Во второй половине 90-х гг. прошлого века идеология на-ционалэкстремизма трансформировалась в религиозный экстремизм ваххабистского образца. Ваххабизм внутри собственно религиозных отношений проявляет нетерпимость к традиционному исламу, а также к другим конфессиям. Он становится средством вовлечения в террористическую деятельность обедневшей части мусульманского населения.[46] В 1997—1999 гг. в Чечне существовал режим соперничающих вооруженных банд, которые пытались обрести легитимность через обращение к ваххабизму, а материальные средства получить за счет торговли людьми, наркотиками и внешних заказов на террористическую деятельность. Вторжение чеченских бандформирований в Дагестан в 1999 г. было актом агрессии и, одновременно, знаком для националистических групп Северного Кавказа новой формы объединения на основе наднациональной идеологии религиозного экстремизма.
В отличие от самопровозглашенной Ичкерии, федеральный центр не имел информационного органа накануне первой военной операции в Чечне. Чеченская пропаганда распространяла стереотип, что «милитаризованный центр погубит ростки демократии в республиках».[47] Часть крупных российских СМИ оказалась под влиянием этой пропаганды и заняла прочеченскую позицию.[48] В 1994—1996 гг. военные меры борьбы с незаконными вооруженными формированиями были непопулярными в общественном мнении России. Число сторонников стратегии подавления не превышало 10% не только среди титульных этносов, но и русских.[49]
Важной особенностью в освещении ситуации в Чечне стала трансформация позиций различных российских СМИ. Если в первую чеченскую компанию (1994—1996 гг.) большинство СМИ оправдывало вооруженную сецессию и часто вело репортажи со стороны сепаратистов, то в ходе антитеррористической компании 1999—2000 гг. практически все СМИ оправдывали необходимость защиты России от агрессии и угрозы, исходящей от режима Чечни как очага терроризма.

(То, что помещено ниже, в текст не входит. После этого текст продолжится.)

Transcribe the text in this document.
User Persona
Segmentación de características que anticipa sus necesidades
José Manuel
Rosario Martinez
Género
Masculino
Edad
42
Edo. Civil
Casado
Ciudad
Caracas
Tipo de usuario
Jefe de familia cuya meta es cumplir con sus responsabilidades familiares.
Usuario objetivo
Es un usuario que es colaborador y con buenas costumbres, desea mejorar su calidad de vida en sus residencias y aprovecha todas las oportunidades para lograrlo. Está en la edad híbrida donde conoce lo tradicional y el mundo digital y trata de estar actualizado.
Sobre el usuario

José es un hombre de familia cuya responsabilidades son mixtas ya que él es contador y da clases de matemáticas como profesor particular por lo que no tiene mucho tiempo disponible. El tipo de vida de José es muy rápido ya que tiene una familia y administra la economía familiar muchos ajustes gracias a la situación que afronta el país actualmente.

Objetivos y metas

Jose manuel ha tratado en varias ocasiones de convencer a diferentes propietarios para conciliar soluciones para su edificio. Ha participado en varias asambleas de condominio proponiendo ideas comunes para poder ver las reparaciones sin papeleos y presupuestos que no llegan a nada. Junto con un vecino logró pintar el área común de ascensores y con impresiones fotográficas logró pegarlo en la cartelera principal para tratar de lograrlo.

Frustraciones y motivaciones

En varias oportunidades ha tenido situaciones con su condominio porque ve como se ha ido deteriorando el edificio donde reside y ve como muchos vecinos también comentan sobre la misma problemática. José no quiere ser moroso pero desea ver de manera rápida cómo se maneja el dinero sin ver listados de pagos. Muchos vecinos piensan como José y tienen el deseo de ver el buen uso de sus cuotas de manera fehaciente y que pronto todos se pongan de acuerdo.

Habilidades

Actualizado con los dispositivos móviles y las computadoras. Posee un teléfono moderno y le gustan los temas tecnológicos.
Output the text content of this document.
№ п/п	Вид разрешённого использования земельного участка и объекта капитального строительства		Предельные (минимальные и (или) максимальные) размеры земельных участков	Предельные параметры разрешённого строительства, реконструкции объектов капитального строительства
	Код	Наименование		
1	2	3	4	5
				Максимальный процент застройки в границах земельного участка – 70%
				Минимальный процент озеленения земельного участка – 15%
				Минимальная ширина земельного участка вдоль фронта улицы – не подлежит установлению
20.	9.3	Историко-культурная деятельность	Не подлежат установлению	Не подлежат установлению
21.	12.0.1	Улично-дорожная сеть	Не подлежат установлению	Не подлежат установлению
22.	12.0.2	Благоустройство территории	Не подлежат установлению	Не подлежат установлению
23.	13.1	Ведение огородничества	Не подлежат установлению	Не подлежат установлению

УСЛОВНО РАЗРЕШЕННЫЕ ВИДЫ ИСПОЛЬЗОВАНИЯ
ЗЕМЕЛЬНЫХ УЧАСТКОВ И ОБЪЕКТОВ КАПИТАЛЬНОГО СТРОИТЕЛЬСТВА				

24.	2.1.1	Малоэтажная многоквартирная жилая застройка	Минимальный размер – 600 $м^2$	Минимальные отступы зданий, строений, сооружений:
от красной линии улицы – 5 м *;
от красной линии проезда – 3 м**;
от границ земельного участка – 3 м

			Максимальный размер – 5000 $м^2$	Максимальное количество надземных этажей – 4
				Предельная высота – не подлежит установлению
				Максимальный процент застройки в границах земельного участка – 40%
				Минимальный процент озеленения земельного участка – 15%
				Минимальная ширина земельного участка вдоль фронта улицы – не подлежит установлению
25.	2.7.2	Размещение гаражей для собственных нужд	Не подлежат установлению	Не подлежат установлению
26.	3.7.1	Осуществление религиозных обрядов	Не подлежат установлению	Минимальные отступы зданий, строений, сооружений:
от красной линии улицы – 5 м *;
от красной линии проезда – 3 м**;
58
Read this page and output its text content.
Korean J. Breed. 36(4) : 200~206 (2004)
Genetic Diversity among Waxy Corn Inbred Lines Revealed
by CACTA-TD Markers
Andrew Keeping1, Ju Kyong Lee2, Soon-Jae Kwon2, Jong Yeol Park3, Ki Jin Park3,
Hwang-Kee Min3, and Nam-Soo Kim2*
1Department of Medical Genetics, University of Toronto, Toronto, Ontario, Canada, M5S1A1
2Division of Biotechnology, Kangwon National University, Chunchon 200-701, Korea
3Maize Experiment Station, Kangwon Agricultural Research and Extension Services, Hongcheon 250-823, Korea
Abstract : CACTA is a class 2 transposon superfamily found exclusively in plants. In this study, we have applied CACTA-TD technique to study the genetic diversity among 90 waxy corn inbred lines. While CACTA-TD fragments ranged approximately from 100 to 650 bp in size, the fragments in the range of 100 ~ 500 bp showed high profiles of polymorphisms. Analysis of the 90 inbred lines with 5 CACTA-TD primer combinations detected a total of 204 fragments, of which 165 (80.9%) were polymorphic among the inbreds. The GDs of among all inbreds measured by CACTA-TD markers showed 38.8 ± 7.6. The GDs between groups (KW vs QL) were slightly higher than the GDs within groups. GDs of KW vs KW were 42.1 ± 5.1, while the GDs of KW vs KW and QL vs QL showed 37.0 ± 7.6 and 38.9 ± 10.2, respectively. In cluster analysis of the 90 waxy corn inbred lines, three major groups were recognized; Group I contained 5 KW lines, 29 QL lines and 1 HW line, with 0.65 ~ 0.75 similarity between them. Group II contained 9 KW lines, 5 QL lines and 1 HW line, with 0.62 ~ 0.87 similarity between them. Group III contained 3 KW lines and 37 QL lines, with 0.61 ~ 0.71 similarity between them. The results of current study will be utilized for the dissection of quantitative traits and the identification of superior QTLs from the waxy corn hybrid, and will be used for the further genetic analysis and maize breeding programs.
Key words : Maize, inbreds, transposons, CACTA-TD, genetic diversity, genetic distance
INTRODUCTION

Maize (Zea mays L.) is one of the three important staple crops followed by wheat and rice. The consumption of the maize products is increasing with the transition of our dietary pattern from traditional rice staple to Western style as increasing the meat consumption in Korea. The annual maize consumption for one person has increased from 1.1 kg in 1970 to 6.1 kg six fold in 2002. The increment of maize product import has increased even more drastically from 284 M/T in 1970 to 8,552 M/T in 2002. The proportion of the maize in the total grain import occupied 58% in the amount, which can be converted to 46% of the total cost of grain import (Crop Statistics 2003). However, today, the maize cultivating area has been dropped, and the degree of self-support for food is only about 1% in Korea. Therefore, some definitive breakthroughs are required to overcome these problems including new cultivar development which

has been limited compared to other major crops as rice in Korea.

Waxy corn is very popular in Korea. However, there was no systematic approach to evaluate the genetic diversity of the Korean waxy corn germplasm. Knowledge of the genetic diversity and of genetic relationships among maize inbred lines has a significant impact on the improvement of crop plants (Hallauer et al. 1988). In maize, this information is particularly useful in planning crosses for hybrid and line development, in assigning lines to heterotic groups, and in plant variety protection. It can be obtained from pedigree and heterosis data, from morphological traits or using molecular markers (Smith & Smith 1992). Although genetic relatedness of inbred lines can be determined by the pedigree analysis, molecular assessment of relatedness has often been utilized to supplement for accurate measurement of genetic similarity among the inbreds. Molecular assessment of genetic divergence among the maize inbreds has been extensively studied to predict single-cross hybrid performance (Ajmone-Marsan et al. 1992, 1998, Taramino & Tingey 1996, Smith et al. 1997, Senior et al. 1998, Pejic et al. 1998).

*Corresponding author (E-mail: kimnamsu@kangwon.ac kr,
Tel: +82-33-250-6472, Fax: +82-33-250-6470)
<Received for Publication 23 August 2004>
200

Чрезмерная длительность второй военной операции в Чечне снизила ее эффективность. Аналитик В. Серебрянников видит главную причину этой длительности в низкой оснащенности (25%) новейшими образцами оружия и боевой техники Вооруженных Сил РФ в сравнении с 70—80% оснащенности западных армий.[50] Эту точку зрения разделял ранее командующий СКВО генерал-полковник Г. Трошев: «Техника, которой оснащены части СКВО, имеет, к сожалению, двадцатилетний возраст. Статистика такова, что последнее десятилетие войска округа не получали ни одной единицы новых образцов боевой техники, как бронетанковой, так и авиационной».[51] Армия нуждается в реформе и новой технике. Без этого не будет успешным сдерживание повторных попыток антифедеральных сил к созданию незаконных вооруженных формирований на Юге России.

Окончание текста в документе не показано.